Deepfakes Are Easy . . . Seriously
On the left we have a stock photo of Vladimir Putin, compliments of wikipedia. On the right, we have Putin with a mustache, compliments of me spending ten minutes with windows paintbrush and GIMP. For a ten minute job, it’s reasonably passable. Somebody might plausibly see the image on the right and think it was real. But now zoom in, and the tampering becomes evident from the inconsistent color blending, the harsh contrast under the nose and the way one side of the mustache hovers over his lips.
Notice that while the image on the left is real, you can nevertheless see pixelation in it. Pixelation alone does not indicate a fake. All digital images are composed of pixels, and those flat edges you see in the real photo are simply the result of real life curves being smaller than the pixel size.
So while it might be easy to detect a photoshop job, what about deepfakes? Yes, for now it’s still possible to detect them, but remember that every GAN by definition contains a “fake detector” because that’s what GANs are in the first place: a generator plus a detector network.
The detector is the means by which the generator is trained and the generator is the means by which the detector is trained. The better your detector, the better you can train up your generator.
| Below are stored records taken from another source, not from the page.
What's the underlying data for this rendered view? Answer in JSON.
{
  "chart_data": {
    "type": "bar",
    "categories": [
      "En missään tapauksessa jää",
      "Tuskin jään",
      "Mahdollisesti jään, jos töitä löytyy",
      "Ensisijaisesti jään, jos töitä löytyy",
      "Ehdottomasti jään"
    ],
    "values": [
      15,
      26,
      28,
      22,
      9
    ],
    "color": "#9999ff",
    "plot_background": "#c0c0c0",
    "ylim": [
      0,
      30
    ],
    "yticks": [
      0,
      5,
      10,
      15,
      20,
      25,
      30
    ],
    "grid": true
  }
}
The better your generator, the better you can train up your detector.
Deepfakes vs Big Tech & Social Media
So let’s imagine that Google or Facebook or some watch organization releases a deepfake detector. You upload or point to an image online, and it tells you whether it’s real or fake. Congratulations, all you’ve done is create a better detector which can then be used to train a better generator, BECAUSE THAT’S HOW GANS WORK. The arms race simply continues.
At that point all they have to do is simply train up a better detector, right? Well, yes and no. In the long run, this is an arms race that generators inevitably must win.
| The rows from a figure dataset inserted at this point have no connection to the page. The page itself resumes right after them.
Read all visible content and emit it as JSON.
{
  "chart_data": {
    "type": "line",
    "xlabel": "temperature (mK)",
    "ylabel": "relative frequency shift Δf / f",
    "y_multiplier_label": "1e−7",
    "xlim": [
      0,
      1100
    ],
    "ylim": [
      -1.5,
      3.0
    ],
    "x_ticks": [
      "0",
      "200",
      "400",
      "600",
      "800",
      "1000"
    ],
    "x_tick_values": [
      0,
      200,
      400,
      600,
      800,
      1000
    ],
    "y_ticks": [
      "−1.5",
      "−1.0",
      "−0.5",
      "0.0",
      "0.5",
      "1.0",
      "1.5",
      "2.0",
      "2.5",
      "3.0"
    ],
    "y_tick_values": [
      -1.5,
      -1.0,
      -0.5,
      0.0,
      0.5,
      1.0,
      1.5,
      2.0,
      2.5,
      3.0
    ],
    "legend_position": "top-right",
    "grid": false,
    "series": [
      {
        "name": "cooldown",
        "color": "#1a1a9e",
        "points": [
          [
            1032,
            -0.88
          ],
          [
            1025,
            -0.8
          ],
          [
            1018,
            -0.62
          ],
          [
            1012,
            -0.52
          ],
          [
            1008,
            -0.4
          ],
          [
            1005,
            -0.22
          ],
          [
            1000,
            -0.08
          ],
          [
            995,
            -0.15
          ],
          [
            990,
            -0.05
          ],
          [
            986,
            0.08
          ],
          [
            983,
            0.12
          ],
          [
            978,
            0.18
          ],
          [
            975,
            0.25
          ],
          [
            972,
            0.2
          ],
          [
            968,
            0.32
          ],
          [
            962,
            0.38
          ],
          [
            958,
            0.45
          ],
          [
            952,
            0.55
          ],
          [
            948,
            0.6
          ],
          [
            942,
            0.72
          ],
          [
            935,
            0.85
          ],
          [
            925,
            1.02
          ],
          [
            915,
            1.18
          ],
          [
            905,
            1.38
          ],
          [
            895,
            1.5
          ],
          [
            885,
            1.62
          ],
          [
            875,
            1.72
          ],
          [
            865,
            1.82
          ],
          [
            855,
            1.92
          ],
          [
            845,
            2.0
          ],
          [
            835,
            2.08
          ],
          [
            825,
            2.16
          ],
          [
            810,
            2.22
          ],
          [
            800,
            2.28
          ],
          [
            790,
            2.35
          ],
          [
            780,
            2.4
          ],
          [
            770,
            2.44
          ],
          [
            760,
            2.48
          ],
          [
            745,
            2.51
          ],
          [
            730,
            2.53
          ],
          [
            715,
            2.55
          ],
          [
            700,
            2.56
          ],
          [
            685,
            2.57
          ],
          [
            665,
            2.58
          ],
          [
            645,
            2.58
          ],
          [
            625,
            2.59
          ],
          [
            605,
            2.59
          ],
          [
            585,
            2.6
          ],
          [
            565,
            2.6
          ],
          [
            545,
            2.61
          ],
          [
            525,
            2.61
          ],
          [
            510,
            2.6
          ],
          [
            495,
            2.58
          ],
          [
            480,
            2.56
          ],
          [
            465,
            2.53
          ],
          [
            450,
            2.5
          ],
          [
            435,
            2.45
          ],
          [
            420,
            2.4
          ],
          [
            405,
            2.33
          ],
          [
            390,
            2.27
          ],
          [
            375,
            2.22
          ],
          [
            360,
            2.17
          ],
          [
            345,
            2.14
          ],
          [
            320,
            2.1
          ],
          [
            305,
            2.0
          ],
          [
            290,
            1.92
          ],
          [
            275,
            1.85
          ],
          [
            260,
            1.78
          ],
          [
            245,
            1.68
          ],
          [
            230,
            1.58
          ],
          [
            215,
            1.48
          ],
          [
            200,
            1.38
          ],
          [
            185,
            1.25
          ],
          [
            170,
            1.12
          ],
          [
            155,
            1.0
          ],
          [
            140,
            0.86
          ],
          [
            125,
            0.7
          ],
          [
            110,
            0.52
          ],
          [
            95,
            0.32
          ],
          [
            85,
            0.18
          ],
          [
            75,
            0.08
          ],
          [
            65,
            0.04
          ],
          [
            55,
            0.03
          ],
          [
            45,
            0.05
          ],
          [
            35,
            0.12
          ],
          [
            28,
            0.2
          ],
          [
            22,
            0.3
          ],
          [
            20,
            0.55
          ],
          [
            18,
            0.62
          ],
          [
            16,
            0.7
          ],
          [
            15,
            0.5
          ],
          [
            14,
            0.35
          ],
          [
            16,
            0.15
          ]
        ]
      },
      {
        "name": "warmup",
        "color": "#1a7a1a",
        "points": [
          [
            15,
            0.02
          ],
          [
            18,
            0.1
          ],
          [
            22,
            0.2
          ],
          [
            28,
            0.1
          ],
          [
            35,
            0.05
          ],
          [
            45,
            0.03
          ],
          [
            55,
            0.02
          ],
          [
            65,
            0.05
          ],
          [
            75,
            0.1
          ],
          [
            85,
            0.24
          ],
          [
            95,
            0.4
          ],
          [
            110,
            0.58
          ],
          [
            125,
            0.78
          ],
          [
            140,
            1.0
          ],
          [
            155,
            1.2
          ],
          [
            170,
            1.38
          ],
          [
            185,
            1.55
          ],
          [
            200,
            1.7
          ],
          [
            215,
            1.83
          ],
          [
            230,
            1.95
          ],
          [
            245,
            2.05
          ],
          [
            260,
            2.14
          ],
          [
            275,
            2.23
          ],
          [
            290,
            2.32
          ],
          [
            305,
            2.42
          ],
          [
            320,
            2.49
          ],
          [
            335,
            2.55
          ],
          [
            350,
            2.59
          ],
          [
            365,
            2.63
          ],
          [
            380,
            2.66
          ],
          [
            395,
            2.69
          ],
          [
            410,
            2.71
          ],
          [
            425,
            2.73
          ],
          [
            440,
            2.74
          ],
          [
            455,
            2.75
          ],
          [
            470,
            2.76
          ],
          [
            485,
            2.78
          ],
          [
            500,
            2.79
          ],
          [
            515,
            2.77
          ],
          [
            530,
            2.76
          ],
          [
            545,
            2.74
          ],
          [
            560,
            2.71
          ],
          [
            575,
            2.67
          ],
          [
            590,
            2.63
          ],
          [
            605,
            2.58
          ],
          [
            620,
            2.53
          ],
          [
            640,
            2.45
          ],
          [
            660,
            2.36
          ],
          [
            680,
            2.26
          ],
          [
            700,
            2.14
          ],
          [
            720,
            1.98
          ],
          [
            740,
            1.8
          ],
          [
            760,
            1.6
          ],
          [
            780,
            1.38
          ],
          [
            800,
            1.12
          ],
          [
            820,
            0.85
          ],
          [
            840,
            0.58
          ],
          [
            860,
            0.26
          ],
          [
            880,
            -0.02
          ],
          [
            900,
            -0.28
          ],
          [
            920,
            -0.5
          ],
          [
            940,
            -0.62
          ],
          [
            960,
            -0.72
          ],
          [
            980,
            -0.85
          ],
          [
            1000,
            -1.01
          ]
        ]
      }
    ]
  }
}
A digital image is just a collection of numbers. There’s nothing fundamentally about numbers that identifies them as real or fake. Detector networks detect fakes essentially through pattern recognition. All a generator has to do to “win the war” is produce patterns that are functionally identical to patterns produced by cameras. That’s a task of finite difficulty. Remember the pixelation even in the real Vladimir Putin picture?
As a simple example, let’s say you have a physical six-sided die on your table right now. Imagine rolling it to produce a real number from 1 to 6. And now head over to random.org and produce a “fake” number from 1 to 6. Here you go:
Which of the numbers above is a real number produced by a die roll, and which is a fake number produced by a random number generator?
There’s no way to know, because the generator at random.org is able to produce a range of results that are equivalent to the results produced by a real life physical die roll. It doesn’t even have to be perfect. It only has to be good enough to produce equivalent results sometimes, and at that point those results become indistinguishable from reality. For example, if you go to random.org and generate a number from 1-12 instead of 1-6, it will still produce results that are good enough half of the time.
So now imagine that you ask a million different people to each take a picture of an orange. Every single one of those pictures would have different pixel values. There is no one true set of numbers that constitutes a picture of an orange. The set of possible pictures that a real life camera might actually produce is very, very large.
All a generator has to do to “win the war” is train enough that it can sometimes produce data that’s equivalent to something that might actually be produced by a camera. Once it can, there’s no way to look at the picture itself and distinguish it from reality any more than you can distinguish between the results of a real life die roll and a random number generator.
And this capability won’t be confined to billion dollar corporations or clandestine government organizations. Give it a couple years and your neighbor’s twelve year old will be making these things on her phone.